Şimdi yazarken aklıma bişey daha geldi.Sanırım beni en çok kızdıran da oydu.Zamanında cipslerin içinden Pokemon tasoları çıkıyordu.Pokemonlarınkini bulmak kolaydı,ama Ash tasosu çok özeldi.Bana çıkmıştı cipsten,amma sevinmiştim.Çocukluğa bak be.Sonra bi gün kayboldu.Tabi tasomu arkadaşın çaldığını farketmiştim.Çünkü 2 gün sonra onun da elinde vardı aynı taso.O günden sonra onunla muhabbeti kestim.Çaldın,çalmadın diye de hiç bahsetmedim,belki bi gün bu durumu bana itiraf eder diye.”Taso lan o,minicik bişey,ne değeri var ki?” diyebilirsiniz.Burda önemli olan onun çalınması değil,en iyi arkadaşım tarafından çalınmasıydı.Beni sinirlendiren yegane olay buydu.

Selam olsun Bolu Beyine,selam olsun dolu beyine : zzarpandit , okyanustakiruzgar , alisko , sonver

Yazıyı bitirdiğimde hiçbişey çalmıyodu,çünkü hoparlör kablosunu da bulamadım!

Bu yazılar da üsttekini andırıyo gibi

 Yorumunu ekle

7 yorum yapılmış bu güzide postaya

  1. okyanustaki rüzgar Der ki:

    merhaba.. Miminizi aldım.
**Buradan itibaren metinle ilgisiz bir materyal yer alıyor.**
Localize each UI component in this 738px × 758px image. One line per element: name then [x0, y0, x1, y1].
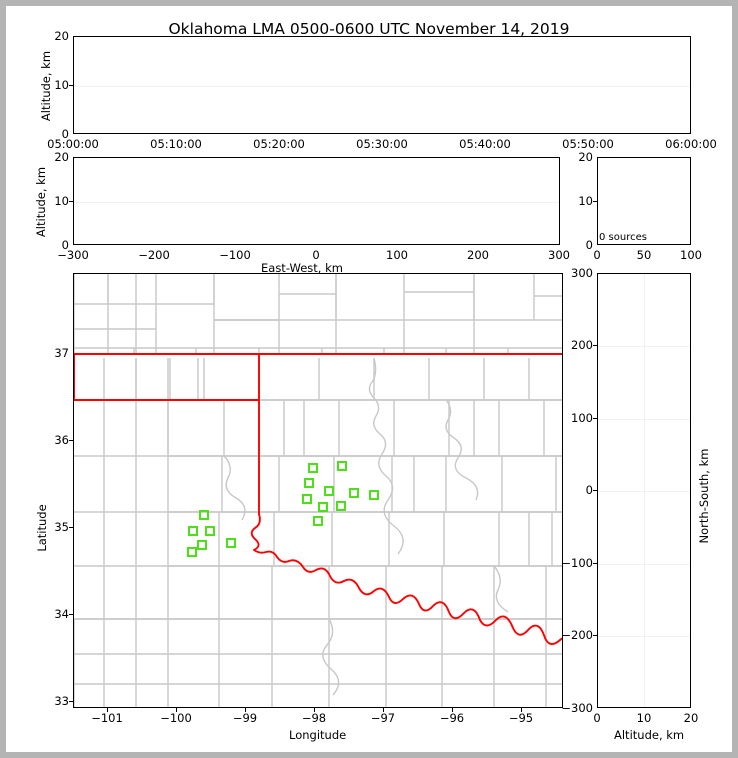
tick-mark [69, 613, 73, 615]
tick-label: 200 [467, 248, 489, 262]
axis-label-x: East-West, km [261, 261, 343, 275]
tick-mark [69, 200, 73, 202]
tick-mark [451, 708, 453, 712]
state-boundary [74, 353, 562, 645]
time-height-panel[interactable] [73, 36, 691, 134]
tick-label: 300 [571, 266, 593, 280]
axis-label-y: Altitude, km [34, 166, 48, 238]
tick-mark [313, 708, 315, 712]
tick-label: 35 [54, 520, 69, 534]
river-lines [223, 357, 509, 696]
county-lines [74, 274, 562, 707]
tick-label: 100 [571, 411, 593, 425]
east-west-height-panel[interactable] [73, 157, 560, 245]
tick-mark [106, 708, 108, 712]
gridline [74, 86, 690, 87]
tick-label: 20 [54, 150, 69, 164]
tick-mark [69, 526, 73, 528]
tick-label: 0 [312, 248, 320, 262]
map-svg [74, 274, 562, 707]
tick-label: −100 [160, 711, 192, 725]
source-histogram-panel[interactable] [597, 157, 691, 245]
tick-mark [593, 417, 597, 419]
gridline [644, 274, 645, 707]
map-panel[interactable] [73, 273, 563, 708]
tick-label: −100 [561, 556, 593, 570]
tick-label: −99 [232, 711, 258, 725]
tick-label: 20 [683, 711, 699, 725]
tick-label: 05:30:00 [356, 137, 408, 151]
tick-label: 0 [593, 711, 601, 725]
tick-mark [244, 708, 246, 712]
tick-label: 36 [54, 433, 69, 447]
tick-label: −300 [57, 248, 89, 262]
tick-label: 0 [593, 248, 601, 262]
axis-label-x: Longitude [289, 728, 347, 742]
tick-label: 10 [578, 194, 593, 208]
gridline [74, 202, 559, 203]
tick-mark [593, 562, 597, 564]
tick-label: 10 [54, 78, 69, 92]
tick-label: 05:20:00 [253, 137, 305, 151]
tick-label: 100 [680, 248, 702, 262]
tick-label: −97 [370, 711, 396, 725]
tick-label: 0 [61, 127, 69, 141]
axis-label-x: Altitude, km [614, 728, 685, 742]
tick-label: 20 [578, 150, 593, 164]
axis-label-y: North-South, km [697, 448, 711, 544]
tick-label: 05:40:00 [459, 137, 511, 151]
tick-label: 33 [54, 694, 69, 708]
figure-canvas: Oklahoma LMA 0500-0600 UTC November 14, … [6, 6, 732, 752]
tick-label: 05:00:00 [47, 137, 99, 151]
tick-label: 37 [54, 346, 69, 360]
axis-label-y: Latitude [35, 504, 49, 552]
page-title: Oklahoma LMA 0500-0600 UTC November 14, … [168, 20, 570, 38]
tick-mark [593, 344, 597, 346]
tick-mark [593, 634, 597, 636]
tick-mark [382, 708, 384, 712]
tick-label: 20 [54, 29, 69, 43]
tick-label: −200 [138, 248, 170, 262]
tick-label: 100 [386, 248, 408, 262]
tick-mark [593, 489, 597, 491]
tick-label: −96 [439, 711, 465, 725]
tick-label: 0 [61, 238, 69, 252]
tick-label: 50 [636, 248, 652, 262]
north-south-height-panel[interactable] [597, 273, 691, 708]
tick-mark [69, 439, 73, 441]
tick-label: 200 [571, 338, 593, 352]
tick-label: −101 [91, 711, 123, 725]
axis-label-y: Altitude, km [39, 50, 53, 122]
tick-mark [175, 708, 177, 712]
tick-label: −95 [508, 711, 534, 725]
tick-label: 34 [54, 607, 69, 621]
station-markers [187, 461, 379, 557]
tick-label: −300 [561, 701, 593, 715]
tick-label: −98 [301, 711, 327, 725]
tick-mark [520, 708, 522, 712]
tick-label: −100 [219, 248, 251, 262]
tick-label: 10 [54, 194, 69, 208]
tick-label: 300 [548, 248, 570, 262]
tick-label: 0 [585, 238, 593, 252]
tick-label: −200 [561, 628, 593, 642]
tick-mark [69, 700, 73, 702]
tick-label: 06:00:00 [665, 137, 717, 151]
tick-mark [69, 84, 73, 86]
tick-label: 05:50:00 [562, 137, 614, 151]
tick-label: 05:10:00 [150, 137, 202, 151]
tick-mark [593, 200, 597, 202]
source-count-annotation: 0 sources [599, 232, 647, 243]
tick-label: 10 [636, 711, 652, 725]
tick-label: 0 [585, 483, 593, 497]
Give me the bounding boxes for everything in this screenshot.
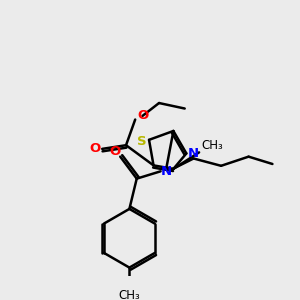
Text: O: O xyxy=(89,142,100,155)
Text: N: N xyxy=(160,165,172,178)
Text: CH₃: CH₃ xyxy=(118,289,140,300)
Text: O: O xyxy=(109,145,120,158)
Text: S: S xyxy=(137,135,146,148)
Text: CH₃: CH₃ xyxy=(201,139,223,152)
Text: N: N xyxy=(188,147,199,160)
Text: O: O xyxy=(137,110,148,122)
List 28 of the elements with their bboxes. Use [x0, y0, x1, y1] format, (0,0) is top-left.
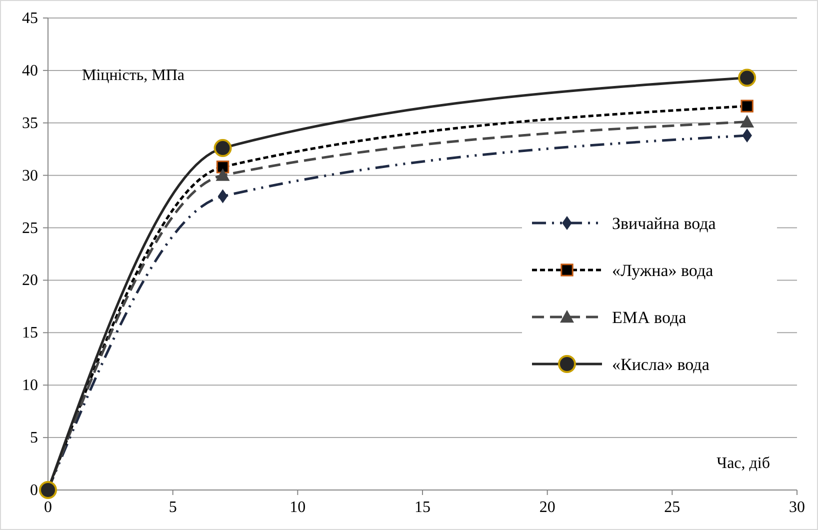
x-tick-label: 20	[539, 499, 556, 516]
y-tick-label: 35	[22, 114, 38, 132]
y-tick-label: 40	[22, 62, 38, 80]
point	[740, 100, 754, 112]
y-tick-label: 30	[22, 167, 38, 184]
x-tick-label: 25	[664, 499, 680, 516]
x-tick-label: 5	[168, 499, 177, 516]
y-tick-label: 20	[22, 272, 38, 290]
x-tick-label: 30	[789, 499, 805, 516]
x-axis-title: Час, діб	[716, 455, 770, 472]
y-axis-title: Міцність, МПа	[82, 67, 185, 84]
x-tick-label: 10	[290, 499, 306, 516]
x-tick-label: 0	[44, 499, 52, 516]
point	[218, 189, 228, 204]
point	[738, 68, 756, 87]
point	[39, 481, 57, 499]
legend-label: «Лужна» вода	[612, 261, 714, 280]
y-tick-label: 15	[22, 324, 38, 342]
y-tick-label: 5	[30, 430, 38, 447]
legend-label: ЕМА вода	[612, 308, 687, 327]
x-tick-label: 15	[414, 499, 430, 516]
point	[214, 139, 232, 158]
legend-label: Звичайна вода	[612, 214, 716, 233]
legend-label: «Кисла» вода	[612, 355, 710, 374]
y-tick-label: 10	[22, 377, 38, 394]
y-tick-label: 25	[22, 220, 38, 237]
y-tick-label: 45	[22, 10, 38, 27]
y-tick-label: 0	[30, 482, 38, 499]
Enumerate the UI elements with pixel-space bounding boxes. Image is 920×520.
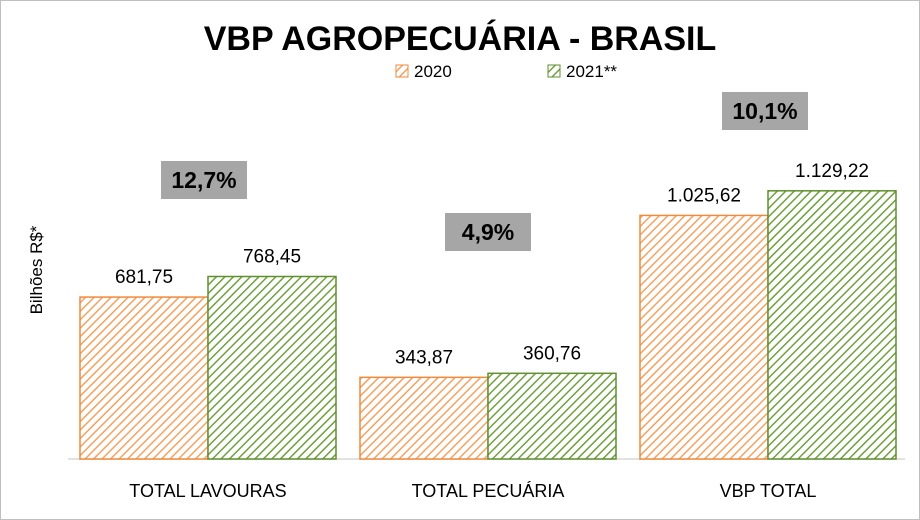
data-label-2021-total-pecuaria: 360,76	[523, 343, 581, 364]
category-tick-labels: TOTAL LAVOURAS TOTAL PECUÁRIA VBP TOTAL	[129, 481, 816, 501]
bar-2020-total-lavouras	[79, 296, 209, 460]
legend: 2020 2021**	[395, 62, 617, 81]
y-axis-label: Bilhões R$*	[27, 225, 46, 314]
tick-label-vbp-total: VBP TOTAL	[720, 481, 817, 501]
tick-label-total-lavouras: TOTAL LAVOURAS	[129, 481, 286, 501]
legend-swatch-2020	[395, 64, 409, 78]
data-label-2021-vbp-total: 1.129,22	[795, 161, 869, 182]
data-label-2020-vbp-total: 1.025,62	[667, 185, 741, 206]
bar-2021-vbp-total	[767, 190, 897, 460]
growth-label-total-pecuaria: 4,9%	[462, 219, 514, 245]
growth-badge-total-pecuaria	[445, 213, 531, 251]
legend-label-2020: 2020	[414, 62, 452, 81]
growth-badge-vbp-total	[722, 92, 808, 130]
bar-2021-total-pecuaria	[487, 372, 617, 460]
legend-swatch-2021	[547, 64, 561, 78]
chart-title: VBP AGROPECUÁRIA - BRASIL	[204, 20, 717, 58]
legend-label-2021: 2021**	[566, 62, 617, 81]
bars	[79, 190, 897, 460]
data-labels: 681,75 768,45 343,87 360,76 1.025,62 1.129,22	[115, 161, 869, 369]
bar-2020-vbp-total	[639, 214, 769, 460]
growth-label-vbp-total: 10,1%	[732, 98, 797, 124]
data-label-2020-total-lavouras: 681,75	[115, 267, 173, 288]
bar-2021-total-lavouras	[207, 275, 337, 460]
tick-label-total-pecuaria: TOTAL PECUÁRIA	[412, 481, 565, 501]
bar-2020-total-pecuaria	[359, 376, 489, 460]
growth-badge-total-lavouras	[161, 161, 247, 199]
growth-badges: 12,7% 4,9% 10,1%	[161, 92, 808, 251]
growth-label-total-lavouras: 12,7%	[171, 167, 236, 193]
data-label-2021-total-lavouras: 768,45	[243, 246, 301, 267]
data-label-2020-total-pecuaria: 343,87	[395, 347, 453, 368]
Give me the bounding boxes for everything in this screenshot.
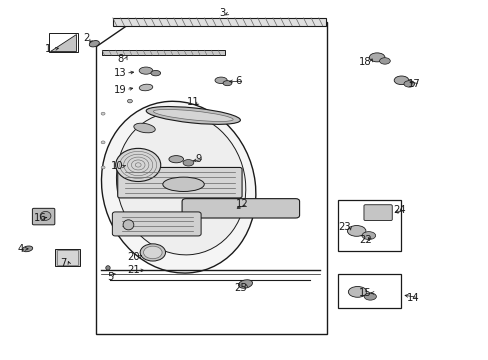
Ellipse shape [153, 109, 233, 122]
Text: 10: 10 [110, 161, 123, 171]
Ellipse shape [139, 84, 152, 91]
Bar [49, 33, 78, 51]
Text: 1: 1 [45, 44, 52, 54]
Ellipse shape [127, 99, 132, 103]
Text: 23: 23 [338, 222, 350, 232]
Text: 6: 6 [235, 76, 242, 86]
Ellipse shape [101, 141, 105, 144]
Ellipse shape [40, 211, 51, 220]
Text: 22: 22 [358, 235, 371, 245]
Ellipse shape [183, 159, 193, 166]
Text: 18: 18 [358, 57, 371, 67]
Text: 9: 9 [195, 154, 201, 164]
Ellipse shape [105, 266, 110, 270]
Text: 11: 11 [186, 97, 199, 107]
Ellipse shape [101, 166, 105, 169]
FancyBboxPatch shape [32, 208, 55, 225]
Ellipse shape [139, 67, 153, 74]
Ellipse shape [140, 244, 165, 261]
Bar [113, 18, 326, 26]
Ellipse shape [89, 41, 99, 47]
Text: 4: 4 [18, 244, 24, 254]
FancyBboxPatch shape [55, 249, 80, 266]
Text: 3: 3 [219, 8, 225, 18]
Text: 19: 19 [114, 85, 126, 95]
Ellipse shape [146, 107, 240, 124]
Polygon shape [96, 22, 327, 334]
Text: 24: 24 [392, 206, 405, 216]
Ellipse shape [116, 148, 161, 181]
Ellipse shape [101, 112, 105, 115]
Ellipse shape [393, 76, 408, 85]
Ellipse shape [143, 246, 162, 259]
Bar [337, 200, 400, 251]
Ellipse shape [346, 226, 365, 236]
Ellipse shape [223, 81, 231, 86]
Ellipse shape [364, 293, 376, 300]
Ellipse shape [238, 280, 252, 288]
FancyBboxPatch shape [112, 212, 201, 236]
Ellipse shape [151, 71, 160, 76]
Ellipse shape [347, 287, 366, 297]
Ellipse shape [368, 53, 384, 62]
Bar [102, 50, 224, 55]
Text: 8: 8 [117, 54, 123, 64]
FancyBboxPatch shape [363, 205, 391, 221]
Bar [57, 250, 78, 265]
Ellipse shape [379, 58, 389, 64]
Ellipse shape [168, 156, 183, 163]
Ellipse shape [215, 77, 227, 84]
Text: 7: 7 [60, 258, 66, 268]
Polygon shape [50, 34, 76, 51]
Text: 2: 2 [82, 33, 89, 43]
FancyBboxPatch shape [182, 199, 299, 218]
Text: 13: 13 [114, 68, 126, 78]
Text: 21: 21 [127, 265, 140, 275]
Ellipse shape [123, 220, 134, 230]
Ellipse shape [22, 246, 33, 252]
Text: 14: 14 [406, 293, 418, 303]
Ellipse shape [163, 177, 204, 192]
FancyBboxPatch shape [118, 167, 242, 198]
Ellipse shape [134, 123, 155, 133]
Ellipse shape [102, 101, 255, 273]
Text: 16: 16 [34, 213, 47, 222]
Text: 5: 5 [107, 272, 113, 282]
Ellipse shape [403, 81, 414, 87]
Text: 20: 20 [127, 252, 140, 262]
Text: 15: 15 [358, 288, 371, 298]
Text: 25: 25 [234, 283, 246, 293]
Text: 12: 12 [235, 199, 248, 210]
Bar [337, 274, 400, 309]
Ellipse shape [361, 231, 375, 239]
Text: 17: 17 [407, 79, 420, 89]
Ellipse shape [116, 112, 245, 255]
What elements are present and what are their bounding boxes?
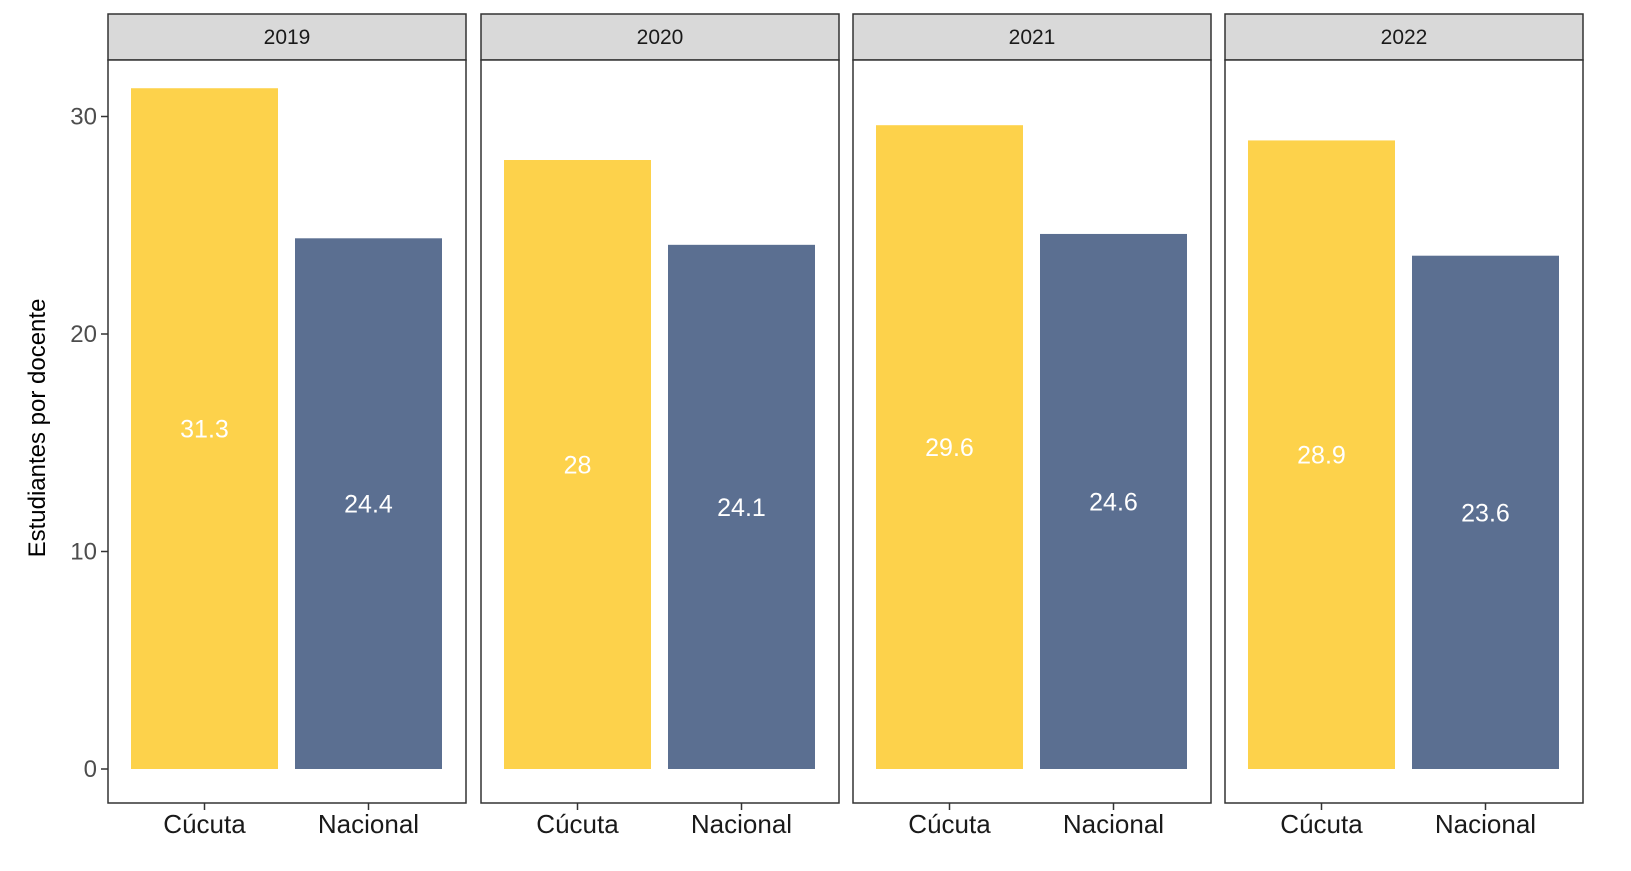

Biraz zaman alabilir yapmam daha yeni kurtuldum mimsel mevzulardan =)

    bu arada henüz 7. sınıftaydım sanırım. cips aldığım zaman erkekler üzerime abanırdı. yani cipse. daha doğrusu cıkan tasoya. yalvarırlardı resmen. Ben de peşimde koştururdum . maziye gittim birden.

  2. Deli Profesör Der ki:

    Buradan da anlayacağımız üzere erkekler daha geç olgunlaşıyor :D Bir erkek 14 yaşındayken beyni 10 yaşında,bir kız 14 yaşındayken beyni 16 yaşında olduğu için böyle oluyo bence :D

  3. Zarpandit Der ki:

    mimin geldi bana :)
    yakın zamanda da yazıciim, yine de hep beklerim :)
    teşkur

  4. okyanustaki rüzgar Der ki:

    Dün yaptım sanırım bu mimi.. ve evet fikrine katılıyorum..

    Ama son zamanlarda gercekten olgun olduğuna inandığım bir erkek arkadaşla tanışmıştım.

    İstisnalarınız da var kısacası =)

  5. Anonymous Der ki:

    hacııı o taso bendeydi ama bn yetkinden almştm o tasoyu satmştı bana 3 gün sonra da sn bu bnm demştn şaşrmştm deliprofesör okurlarna duyurulur :D

  6. Anonymous Der ki:

    bi de yetkine aynı soruyu sorduumda ali de bana sattı demşti yavru sn nie demiosun bana bnmdi hatrlamıo msn die bak hüzünlendm şmdi bu arada bn eren :D

  7. Deli Profesör Der ki:

    Yok artık ne Yetkin’i allasen.Ya Yetkin seni keklemiş,ya da ikiniz beni kekliyorsunuz.Neyse fazla irdelemeye de gerek yok.